A Sad Climax and Undercurrents

When they finally do give in to temptation, their intimacy is melancholy, without much play or complicity. It isn’t the sepia-toned romance she dreamed up for a full decade. Cora puts on an alluring gown and Sam “performs oral sex with grim determination within their rented space” prior to a meal. One imagines that Cora wants to slip inside a James Salter novel, where intimacy is messy and ambiguous, where imbalances of control exist, and characters act out, and no one tallies the cost.

Somers consistently suggests the root of Cora’s problem: she possesses a sharp tongue, but so little joy. Of Sam’s erotic photo, Cora critiques, “he has clenched his abs and made sure he was hard, but failed to remove his casual footwear from the shot”. Given that the catalyst that diminished their pleasure was parenthood, one worries about the impact these flawed adults have on their kids. As her daughter inquires about sex, the parents stumble. They begin with procreation then concede that sex isn’t always about babies. The father references male anatomy then admits it is not essential. Finally, he lands on, “you're aware of private parts?”

Underpinning the narrative runs the subtle undercurrent of familiar middle-age questions: do our lives have meaning? Where do we go after death? These themes are more directly explored in Cora's internal dialogues. Reading these exchanges, the reader may ponder what lesson Cora and her jaded circle would derive from their disappointing dramas. Would Cora grow more receptive of life’s imperfect joys, its sentimental delights? Upon being questioned by Eliot about her affair in the middle of a podcast about rope, Cora thinks “all meaningful communication is compromised by specific context”. Some might say enhanced.

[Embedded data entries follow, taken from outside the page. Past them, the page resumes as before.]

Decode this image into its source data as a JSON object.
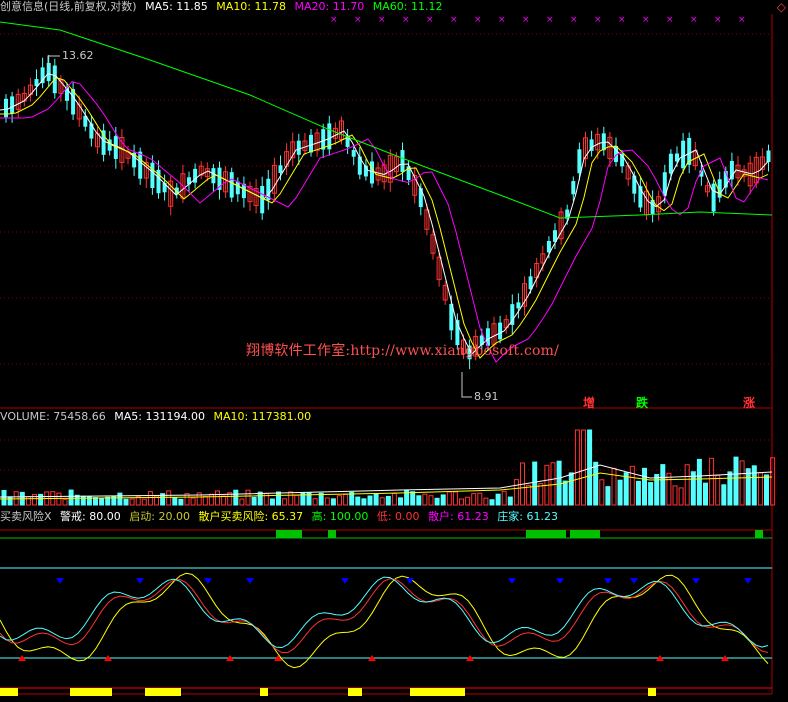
{
  "price_header": {
    "title": "创意信息(日线,前复权,对数)",
    "ma5": "MA5: 11.85",
    "ma10": "MA10: 11.78",
    "ma20": "MA20: 11.70",
    "ma60": "MA60: 11.12"
  },
  "price_chart": {
    "high_label": "13.62",
    "low_label": "8.91",
    "watermark": "翔博软件工作室:http://www.xiangbosoft.com/",
    "event_up": "增",
    "event_fall": "跌",
    "event_rise": "涨",
    "corner_symbol": "◇"
  },
  "volume_header": {
    "volume": "VOLUME: 75458.66",
    "ma5": "MA5: 131194.00",
    "ma10": "MA10: 117381.00"
  },
  "indicator_header": {
    "name": "买卖风险X",
    "warn": "警戒: 80.00",
    "start": "启动: 20.00",
    "retail_risk": "散户买卖风险: 65.37",
    "high": "高: 100.00",
    "low": "低: 0.00",
    "retail": "散户: 61.23",
    "banker": "庄家: 61.23"
  },
  "colors": {
    "up": "#ff3232",
    "down": "#54ffff",
    "ma5": "#ffffff",
    "ma10": "#ffff00",
    "ma20": "#ff00ff",
    "ma60": "#00ff00",
    "grid": "#8b0000"
  }
}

Yet that is not her nature, and Somers doesn’t give the protagonist easy revelations, or stretch her where she is unable to go.

A Final Assessment

The result is a razor-sharp, uproariously funny, finely observed novel, crafted with devastating precision. It is absolutely aware of itself, spare and brimming with subtext: a depiction of a worried, self-protective cohort entering midlife, chronically embarrassed, at once afraid of and desperate for sensation. Or maybe that’s just the New Yorkers. For the sake of argument, we'll assume so.

Pamela Hoffman
Pamela Hoffman

A seasoned casino enthusiast with over a decade of experience in slot machine analysis and gaming strategies.